1879 OS map, showing gravel pits where the Southdown Ponds were later dug. There was also a gravel pit where the first St John’s church was built at the bottom of Crabtree Lane

Extract from 1898 OS map, showing gravel pit alongside Oakley Road

Brick making

Drury & Andrews – 1794

Until the establishment of large commercial brick-kilns in the late nineteenth century, bricks were made from locally dug clay and baked in small kilns on or near building projects. So it is not clear why Drury & Andrews map of 1794 identifies an area known as Brickill, alongside the Common, south of Hatching Green – not close to building developments – but maybe the clay was particularly suitable [an topic for further research]?

Extract from 1924 OS map, showing The Warren surrounded by earthworks

More than 80 years later this area was still an active source of clay pits and brick kilns, shown on OS maps for 1879 and 1898. The pits were still evident in the 1924 OS map around The Warren – later incorporated into the West Common estate developed by EC Jarvis from the early 1930s onwards. Jarvis had a temporary kiln at Hatching Green in 1931 (location unknown) which closed as a result of complaints about smoke and smell from residents of houses already sold.
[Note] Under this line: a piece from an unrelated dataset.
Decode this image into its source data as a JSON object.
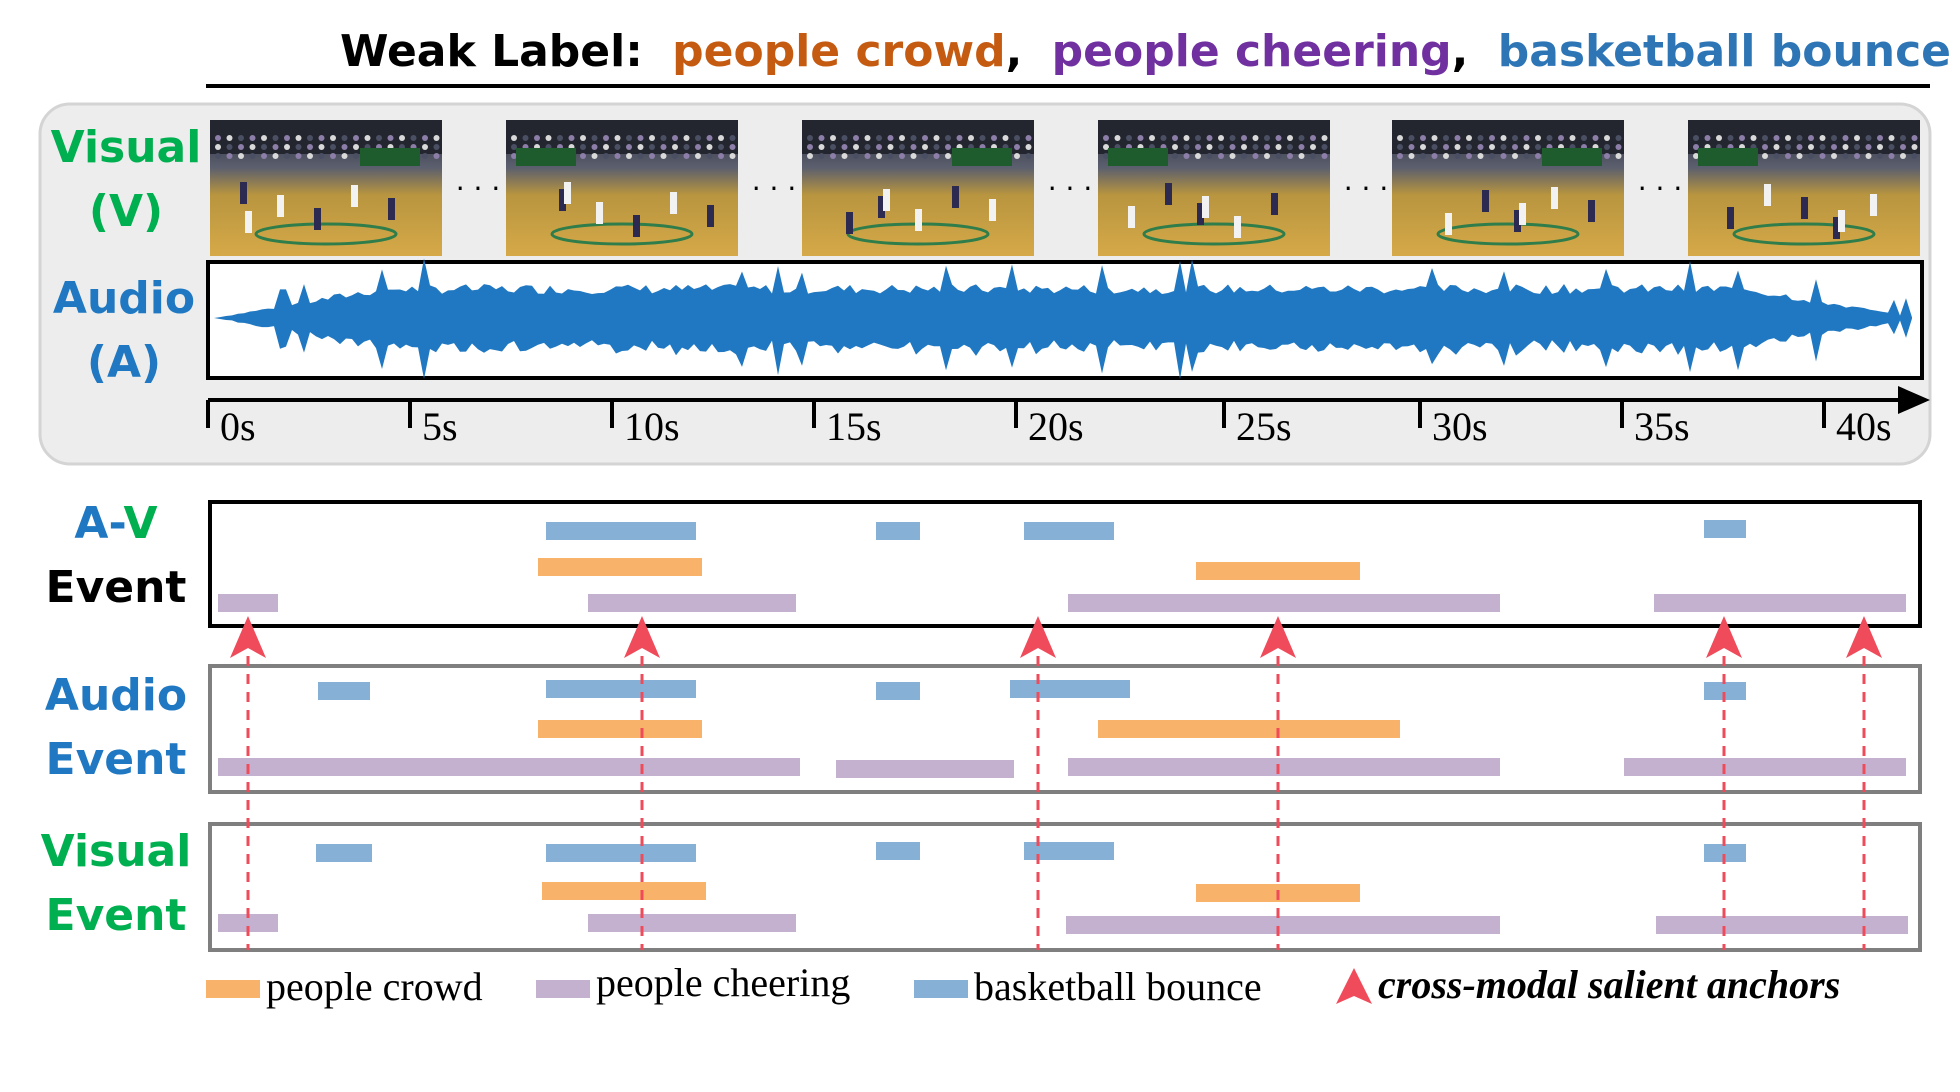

Reference to brick-making on East Common in 1852 may indicate the origins of the ‘ups and downs’ or brickle-dells. Elsewhere there are references around 1884 (the beginning of the Harpenden building boom) of brick-making in Breadcroft Lane, Moreton End Lane and Townsend Lane. However, bricks and other building materials were increasingly brought in by rail – and Sir Halley Stewart‘s growing wealth in the early twentieth century was due to his investment in 1900 in companies which became the London Brick Company near Stewartby.